= The Shrine of St. Bernadette =

Church in Albuquerque, New Mexico

The Shrine of St. Bernadette is a Roman Catholic church in Albuquerque, New Mexico, United States.

==History==
From the very start of the parish in 1959, people of various backgrounds developed into a dynamic Christian community of nearly three thousand families. Today, half are of Spanish or Mexican ancestry, many of their families having arrived here over four centuries ago. The other half are people of diverse nationalities including Native American, African, Canadian, European, and Asian.

In 2001, the pastor was presented with a list of major problems which needed immediate attention, including electrical re-wiring and replacing broken water pipes. After much prayer, he assembled a building committee composed of professional architects, contractors, liturgical artists and designers, and members of the parish councils and staff to assist him in the church renovation. The church was literally gutted forcing Masses to be celebrated in the Parish Hall for nearly a year.

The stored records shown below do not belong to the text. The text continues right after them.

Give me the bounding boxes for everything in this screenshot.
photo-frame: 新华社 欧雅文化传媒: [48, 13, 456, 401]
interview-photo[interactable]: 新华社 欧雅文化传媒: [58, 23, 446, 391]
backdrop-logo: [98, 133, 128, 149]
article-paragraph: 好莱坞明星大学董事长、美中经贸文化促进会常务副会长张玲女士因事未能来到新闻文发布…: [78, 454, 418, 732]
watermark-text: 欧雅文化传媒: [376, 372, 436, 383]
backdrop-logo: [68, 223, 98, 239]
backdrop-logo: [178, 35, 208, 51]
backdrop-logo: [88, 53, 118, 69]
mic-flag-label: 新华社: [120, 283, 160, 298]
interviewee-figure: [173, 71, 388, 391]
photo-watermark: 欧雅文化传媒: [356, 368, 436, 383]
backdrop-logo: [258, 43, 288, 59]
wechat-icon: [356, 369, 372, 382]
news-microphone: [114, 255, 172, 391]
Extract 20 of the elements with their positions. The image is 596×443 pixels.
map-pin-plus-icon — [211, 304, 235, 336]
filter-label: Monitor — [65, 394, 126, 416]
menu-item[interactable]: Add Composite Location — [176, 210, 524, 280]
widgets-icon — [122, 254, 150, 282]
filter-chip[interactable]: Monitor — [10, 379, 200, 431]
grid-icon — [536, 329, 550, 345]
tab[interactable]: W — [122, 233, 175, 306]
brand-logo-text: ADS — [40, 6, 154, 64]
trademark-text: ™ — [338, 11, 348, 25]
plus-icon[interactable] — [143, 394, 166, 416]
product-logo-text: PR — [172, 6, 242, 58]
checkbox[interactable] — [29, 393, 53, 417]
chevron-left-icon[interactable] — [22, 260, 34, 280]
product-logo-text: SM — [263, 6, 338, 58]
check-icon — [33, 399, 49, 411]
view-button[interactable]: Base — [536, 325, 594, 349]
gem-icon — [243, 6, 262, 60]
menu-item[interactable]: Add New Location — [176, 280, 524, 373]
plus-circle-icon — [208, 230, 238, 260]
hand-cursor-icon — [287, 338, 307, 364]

On the Feast of St. Bernadette, April 16, 2002, Archbishop Michael Sheehan celebrated a Mass honoring the re-dedication of the church. The Archbishop was visibly inspired by the church's new appearance. Realizing this, Father Tom wrote to the Archbishop of Santa Fe and asked if he would consider elevating the church to the status of shrine. Though the archbishop's decision was swift, it was a real surprise to those involved to find exactly how much study and research goes into elevating a parish to a shrine.

On October 7, 2003, Feast of Our Lady of the Rosary, once again, Archbishop Sheehan joined the pastor and more than eight hundred parishioners to proclaim that "St. Bernadette Church will henceforth be known as the Shrine of St. Bernadette." During the Mass of Proclamation, Archbishop Sheehan read letters of congratulations from the Bishop of Nevers, France, from the Superior General of the Sisters of Charity and Christian Instruction (the congregation to which St. Bernadette belonged) and from Emile Soubirous, the Great Grand-Nephew of St. Bernadette.

One of the reasons the archbishop raised the church to a shrine is the relics and artifacts given by the Sisters of Nevers, France and from the Shrine of Lourdes. To celebrate the elevation of the shrine of "their" saint, the Superior General of the Congregation sent a lock of St. Bernadette's hair, a sleeping sock worn during the saint's final years of suffering, a replica of St. Bernadette's writing book and many quality photographs which are displayed in the Bernadette Chapel at the Shrine. The Rector of the Shrine of Lourdes, France, sent several important gifts which are on display in the Bernadette Chapel including a large piece of the rock from the Grotto of Massabielle where Our Lady appeared to Bernadette eighteen times in 1858.

The Albuquerque Shrine has maintained close links with Lourdes and Nevers, France. The Rector of the Shrine of Lourdes, France traveled 3,000 miles to visit the New Mexico Shrine in March 2005. During his visit, he announced that the Albuquerque Shrine was being appointed an official distributor of Lourdes Water in the Southwestern United States. Lourdes Water is shipped by air to the Albuquerque Shrine so that visitor and pilgrims may take home with them, the authentic water from the spring which Mary asked Bernadette to dig.

In preparation for the 150th anniversary of the apparitions of Our Lady of Lourdes, the Shrine commissioned a new statue of St. Bernadette by Albuquerque artist Tim Hooton. Two bronze statues were ordered. One for the New Mexico Shrine and the other, donated to the Shrine at Lourdes, France. A group of sixty-six pilgrims from New Mexico joined the artist and his wife at the dedication of the statue at Lourdes in June 2008. The statue was installed at the entrance of the Saint Bernadette Church across from the Grotto and the River du Pau.